To this end, prisoners cleared for release are “transferred,” not freed, because they are still considered inherently and indefinitely guilty. Abolishing Guantanamo would mean disconnecting the men from a prison that conveys their guilt long after their detention has ended.
The abolitionist movement has articulated an understanding of root causes of violence, while at the same time, providing a robust platform for alternative strategies to eliminate prisons as a de facto response to social and political problems for example in the form of restorative justice that de-centers punishment.
Although the concept of abolition theoretically applies to Guantanamo, the government has constructed the prison and who it detains as so radically different, that it is rarely part of the conversation. That’s not a mistake. Since it opened, the US government has tried to frame the men detained at Guantanamo as criminal anomalies, inherently violent, hateful, and irredeemable.
While other forms of violence are attributed to a lack of social services or some other form of deprivation when it comes to domestic imprisonment, the US doesn’t explain why terrorists are violent other than the fact that they are evil.
The arguments used are often circular, following the flawed logic: terrorists are inherently evil and because they are evil, they commit evil acts that are rooted in evil. Even worse is the fact that any attempt to search for alternative explanations can be considered unpatriotic because it goes against the idea that “if terrorists are evil and irrational, then one cannot—and, indeed, should not know them.” If we can’t or shouldn’t know them, then how can they be included in calls for abolition?

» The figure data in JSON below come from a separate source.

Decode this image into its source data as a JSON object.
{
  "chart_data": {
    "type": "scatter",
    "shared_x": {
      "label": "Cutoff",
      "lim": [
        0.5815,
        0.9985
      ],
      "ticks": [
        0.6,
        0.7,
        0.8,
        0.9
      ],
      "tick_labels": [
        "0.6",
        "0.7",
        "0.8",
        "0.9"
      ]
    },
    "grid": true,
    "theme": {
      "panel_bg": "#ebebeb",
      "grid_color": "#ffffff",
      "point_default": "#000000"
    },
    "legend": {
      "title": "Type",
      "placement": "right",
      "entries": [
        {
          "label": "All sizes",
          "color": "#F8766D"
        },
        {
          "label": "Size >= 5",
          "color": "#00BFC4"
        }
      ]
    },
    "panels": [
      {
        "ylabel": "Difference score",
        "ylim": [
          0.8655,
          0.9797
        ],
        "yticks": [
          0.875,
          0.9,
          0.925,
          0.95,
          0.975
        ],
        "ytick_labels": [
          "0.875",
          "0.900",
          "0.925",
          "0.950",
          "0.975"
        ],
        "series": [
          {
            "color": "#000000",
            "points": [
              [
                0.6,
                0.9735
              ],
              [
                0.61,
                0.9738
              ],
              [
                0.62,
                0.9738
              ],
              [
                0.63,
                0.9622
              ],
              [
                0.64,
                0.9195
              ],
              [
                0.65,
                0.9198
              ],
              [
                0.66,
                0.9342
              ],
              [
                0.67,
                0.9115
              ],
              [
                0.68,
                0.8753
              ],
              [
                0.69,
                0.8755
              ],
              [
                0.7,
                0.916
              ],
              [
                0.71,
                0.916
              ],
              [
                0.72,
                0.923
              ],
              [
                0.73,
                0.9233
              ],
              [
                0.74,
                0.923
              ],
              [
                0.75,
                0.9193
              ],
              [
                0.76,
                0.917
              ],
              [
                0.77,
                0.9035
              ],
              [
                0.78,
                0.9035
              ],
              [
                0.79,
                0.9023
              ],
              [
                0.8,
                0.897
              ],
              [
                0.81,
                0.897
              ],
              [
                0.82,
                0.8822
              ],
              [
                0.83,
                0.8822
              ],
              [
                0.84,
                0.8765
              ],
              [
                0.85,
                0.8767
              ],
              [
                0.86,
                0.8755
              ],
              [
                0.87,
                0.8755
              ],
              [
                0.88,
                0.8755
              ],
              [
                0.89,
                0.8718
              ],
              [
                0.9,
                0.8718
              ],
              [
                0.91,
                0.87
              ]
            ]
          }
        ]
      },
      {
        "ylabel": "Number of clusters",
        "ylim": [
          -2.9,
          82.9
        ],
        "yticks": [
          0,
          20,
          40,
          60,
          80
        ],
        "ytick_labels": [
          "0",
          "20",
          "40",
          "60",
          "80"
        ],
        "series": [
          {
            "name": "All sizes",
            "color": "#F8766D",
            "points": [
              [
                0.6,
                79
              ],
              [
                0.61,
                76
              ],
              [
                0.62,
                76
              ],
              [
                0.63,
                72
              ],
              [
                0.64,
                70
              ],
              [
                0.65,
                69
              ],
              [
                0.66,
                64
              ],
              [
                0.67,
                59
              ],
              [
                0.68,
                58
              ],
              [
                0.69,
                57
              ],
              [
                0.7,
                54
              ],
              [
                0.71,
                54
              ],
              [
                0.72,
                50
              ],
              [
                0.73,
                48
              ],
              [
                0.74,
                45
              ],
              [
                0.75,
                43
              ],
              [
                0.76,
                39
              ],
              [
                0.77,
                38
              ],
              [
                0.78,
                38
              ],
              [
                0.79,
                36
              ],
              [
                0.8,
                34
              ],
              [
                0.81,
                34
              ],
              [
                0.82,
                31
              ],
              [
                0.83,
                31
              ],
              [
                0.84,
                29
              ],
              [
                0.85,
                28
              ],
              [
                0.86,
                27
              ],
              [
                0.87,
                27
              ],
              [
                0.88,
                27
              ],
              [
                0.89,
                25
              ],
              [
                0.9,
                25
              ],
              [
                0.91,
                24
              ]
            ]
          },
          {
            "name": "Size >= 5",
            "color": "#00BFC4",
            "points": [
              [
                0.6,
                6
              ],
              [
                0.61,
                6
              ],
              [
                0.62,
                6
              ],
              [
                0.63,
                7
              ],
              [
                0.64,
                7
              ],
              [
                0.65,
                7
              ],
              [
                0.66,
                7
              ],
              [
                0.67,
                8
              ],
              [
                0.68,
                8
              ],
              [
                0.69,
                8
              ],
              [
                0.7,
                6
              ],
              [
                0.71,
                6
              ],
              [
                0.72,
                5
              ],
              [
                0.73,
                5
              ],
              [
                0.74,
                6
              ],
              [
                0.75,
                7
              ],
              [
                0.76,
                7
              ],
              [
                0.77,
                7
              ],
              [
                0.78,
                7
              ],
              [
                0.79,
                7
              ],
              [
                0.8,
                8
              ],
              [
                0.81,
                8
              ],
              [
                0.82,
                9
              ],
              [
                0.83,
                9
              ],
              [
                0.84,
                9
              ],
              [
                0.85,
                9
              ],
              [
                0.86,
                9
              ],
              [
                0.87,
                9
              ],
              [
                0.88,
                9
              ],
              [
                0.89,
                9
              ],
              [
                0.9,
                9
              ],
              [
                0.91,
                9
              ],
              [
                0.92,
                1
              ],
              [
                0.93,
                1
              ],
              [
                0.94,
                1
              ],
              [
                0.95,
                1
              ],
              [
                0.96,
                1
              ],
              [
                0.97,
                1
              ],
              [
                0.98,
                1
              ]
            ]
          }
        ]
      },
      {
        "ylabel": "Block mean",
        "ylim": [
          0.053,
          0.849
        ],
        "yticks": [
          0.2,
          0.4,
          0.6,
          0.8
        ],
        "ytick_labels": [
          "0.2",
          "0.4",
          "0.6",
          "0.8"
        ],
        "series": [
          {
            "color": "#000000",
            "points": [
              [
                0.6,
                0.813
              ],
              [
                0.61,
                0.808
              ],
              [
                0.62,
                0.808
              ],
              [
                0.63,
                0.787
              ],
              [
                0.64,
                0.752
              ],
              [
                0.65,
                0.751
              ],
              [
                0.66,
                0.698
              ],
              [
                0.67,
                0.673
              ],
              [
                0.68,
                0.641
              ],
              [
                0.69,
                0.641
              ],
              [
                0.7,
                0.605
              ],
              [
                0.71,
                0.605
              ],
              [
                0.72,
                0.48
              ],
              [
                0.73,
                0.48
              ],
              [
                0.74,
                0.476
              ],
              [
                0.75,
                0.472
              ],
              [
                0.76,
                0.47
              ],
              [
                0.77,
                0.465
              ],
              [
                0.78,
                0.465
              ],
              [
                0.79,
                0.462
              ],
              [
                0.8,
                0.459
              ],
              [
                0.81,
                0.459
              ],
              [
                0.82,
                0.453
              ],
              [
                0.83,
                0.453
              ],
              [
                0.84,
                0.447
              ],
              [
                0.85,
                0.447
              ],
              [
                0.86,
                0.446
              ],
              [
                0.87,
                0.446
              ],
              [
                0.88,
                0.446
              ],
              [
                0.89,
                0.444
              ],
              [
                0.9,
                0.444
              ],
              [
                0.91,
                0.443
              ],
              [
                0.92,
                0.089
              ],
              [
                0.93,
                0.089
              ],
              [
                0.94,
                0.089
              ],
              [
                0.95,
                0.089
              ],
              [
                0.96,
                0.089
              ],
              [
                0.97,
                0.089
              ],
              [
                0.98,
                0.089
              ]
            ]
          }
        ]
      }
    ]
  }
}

A prison is a prison is a prison. If we’re serious about abolishing prisons in America, if we’re serious about creating lasting and meaningful alternatives to a carceral system built on retributive justice, the conversation must include Guantanamo. For so long, we’ve let our advocacy stop at the water’s edge, but after 19 years we need a different strategy.
President Biden previously expressed his desire to end the forever wars and to close Guantanamo Bay prison, calling it “an advertisement for creating terror.” While his administration has yet to announce a definitive plan, Secretary Austin’s written commitment and the inclusion of “closing Gitmo” on their February priority list is a great start.
The Biden administration can and should close Guantanamo as a stop-gap measure, but then we must carry the torch forward and abolish what this prison represents, once and for all.
Dr. Maha Hilal is an expert on institutionalized Islamophobia in the War on Terror. She is currently a co-director for Justice for Muslims Collective, an organizer with Witness Against Torture, and a council member of the School of the Americas Watch.